When he came down, they had supper together and the telephone did not, for once, ring at all. They talked about incidents in the practice and incidents at Bradley Hall and not about Marina or Andrew or the threatened development. While Archie was peeling an apple, the telephone did ring at last, unable to contain itself, but it was not a patient for Archie, but Chrissie Jenkins, the Vicar's wife, for Liza, who wanted to know if Liza would stand in for her at Sunday School this week, as her mother at Lymington was ill and she had to go down there for the day. Liza, thinking of the restaurant at lunchtime, the shop where Marina had bought her jersey, the luxurious plushy darkness of the cinema, and contrasting all these with Stoke Stratton village hall on a Sunday morning, and Lynne Tyler playing the sad, damp piano with several vital notes missing, said yes, without much grace.
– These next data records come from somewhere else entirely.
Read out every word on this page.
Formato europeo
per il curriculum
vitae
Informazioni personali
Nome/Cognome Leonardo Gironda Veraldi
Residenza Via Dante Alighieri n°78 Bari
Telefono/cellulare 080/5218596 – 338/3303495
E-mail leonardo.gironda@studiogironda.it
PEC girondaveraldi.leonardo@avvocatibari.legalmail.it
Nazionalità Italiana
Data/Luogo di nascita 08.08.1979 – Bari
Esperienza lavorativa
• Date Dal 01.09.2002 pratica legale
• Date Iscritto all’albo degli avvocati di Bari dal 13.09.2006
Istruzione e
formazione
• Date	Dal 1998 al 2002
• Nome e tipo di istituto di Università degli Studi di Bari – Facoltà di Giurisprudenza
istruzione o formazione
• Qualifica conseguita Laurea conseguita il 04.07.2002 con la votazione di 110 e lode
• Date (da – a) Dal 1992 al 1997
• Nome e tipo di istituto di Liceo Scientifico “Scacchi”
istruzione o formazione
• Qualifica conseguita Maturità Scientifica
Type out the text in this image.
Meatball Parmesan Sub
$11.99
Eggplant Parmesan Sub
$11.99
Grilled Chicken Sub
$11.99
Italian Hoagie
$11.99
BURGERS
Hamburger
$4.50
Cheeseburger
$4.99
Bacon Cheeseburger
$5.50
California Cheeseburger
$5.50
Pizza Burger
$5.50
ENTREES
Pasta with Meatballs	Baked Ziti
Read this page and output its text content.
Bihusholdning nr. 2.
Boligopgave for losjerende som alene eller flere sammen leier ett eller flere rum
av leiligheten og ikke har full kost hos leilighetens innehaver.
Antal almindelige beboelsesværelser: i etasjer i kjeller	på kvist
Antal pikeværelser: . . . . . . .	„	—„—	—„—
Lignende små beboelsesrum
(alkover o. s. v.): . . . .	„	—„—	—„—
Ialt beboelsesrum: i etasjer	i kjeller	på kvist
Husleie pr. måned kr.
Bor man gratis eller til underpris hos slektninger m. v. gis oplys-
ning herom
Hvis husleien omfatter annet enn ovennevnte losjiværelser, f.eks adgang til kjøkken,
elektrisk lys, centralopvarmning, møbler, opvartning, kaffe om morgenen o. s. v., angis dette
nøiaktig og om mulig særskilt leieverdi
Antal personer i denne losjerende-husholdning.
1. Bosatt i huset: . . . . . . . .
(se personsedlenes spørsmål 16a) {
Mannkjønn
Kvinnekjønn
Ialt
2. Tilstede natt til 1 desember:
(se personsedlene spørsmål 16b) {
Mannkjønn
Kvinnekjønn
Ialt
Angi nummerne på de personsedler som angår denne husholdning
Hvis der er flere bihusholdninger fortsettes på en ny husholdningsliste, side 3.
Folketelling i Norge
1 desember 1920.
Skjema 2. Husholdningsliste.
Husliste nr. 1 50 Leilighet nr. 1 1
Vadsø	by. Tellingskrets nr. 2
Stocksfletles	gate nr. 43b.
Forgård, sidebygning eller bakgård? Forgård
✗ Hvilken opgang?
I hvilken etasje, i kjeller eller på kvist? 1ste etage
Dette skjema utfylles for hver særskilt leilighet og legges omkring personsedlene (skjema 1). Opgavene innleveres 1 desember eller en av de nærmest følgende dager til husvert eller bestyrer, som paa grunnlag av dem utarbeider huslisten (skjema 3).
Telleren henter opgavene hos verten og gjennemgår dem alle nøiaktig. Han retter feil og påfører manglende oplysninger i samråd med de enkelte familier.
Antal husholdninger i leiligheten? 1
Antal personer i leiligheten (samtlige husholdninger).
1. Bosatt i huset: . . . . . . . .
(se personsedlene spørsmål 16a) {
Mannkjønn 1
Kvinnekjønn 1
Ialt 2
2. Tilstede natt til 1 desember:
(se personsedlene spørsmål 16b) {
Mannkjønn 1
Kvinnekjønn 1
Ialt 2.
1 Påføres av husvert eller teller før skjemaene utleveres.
‘I wouldn't ask,' Chrissie Jenkins said, whose whole life was dedicated to getting other people to do parish work in order to show the world that she was married to Colin and not to God, ‘if it wasn't a bit of an emergency. She relies on me, you see, being a trained nurse.'
‘No, it's fine,' Liza said.
‘We're doing the miracles this term. I expect little Imogen's told you. It's the feeding of the five thousand this week, and we were going to act it out. Lynne says she'll bring brown bread cut into fish shapes, and will you bring white? And a little basket or two—'
‘Yes,' Liza said. ‘Yes.'
‘Thank you ever so much,' Chrissie said. ‘I know how you like to do your bit.'
‘Cow,' Liza said, putting the telephone down.
It rang again at once, and this time it was Cyril Vinney, old Mrs Mossop's son-in-law, to say his sciatica was so bad he didn't know how he was going to make it through the night.
‘And the awful thing is,' Archie said, collecting his bag, ‘that I wouldn't much care if he didn't.'
Stoke Stratton village hall had been built just after the war. It was a wooden-framed hut, gloomily creosoted, with metal window frames painted municipal-green. It consisted of one oblong room from whose ceiling hung, alternately, ineffective electric heating bars and unenthusiastic lighting strips, and, at one end, a grim little kitchen and a pair of institutional lavatories. The Women's Institute, at the instigation of Mrs Betts, had made flowered curtains for the windows and contributed a square of orange-and-brown speckled carpet which swam, isolated, at one end of the polished wooden floor. But for all its charmlessness, Stoke Stratton was proud to have a village hall. Not only were there functions in it twice or thrice weekly – badminton, old-time dancing, Young Wives, Evergreen Club, Mother and Toddler Group, Poetry Circle, Ramblers' Club, Village Preservation Society, Gardeners' Club, jumble sales, Christmas fayres, harvest suppers, P C C meetings, Youth Group discos – but Stoke Stratton graciously rented it to neighbouring King's Stoke and Lower Stoke, neither of whom boasted such an amenity.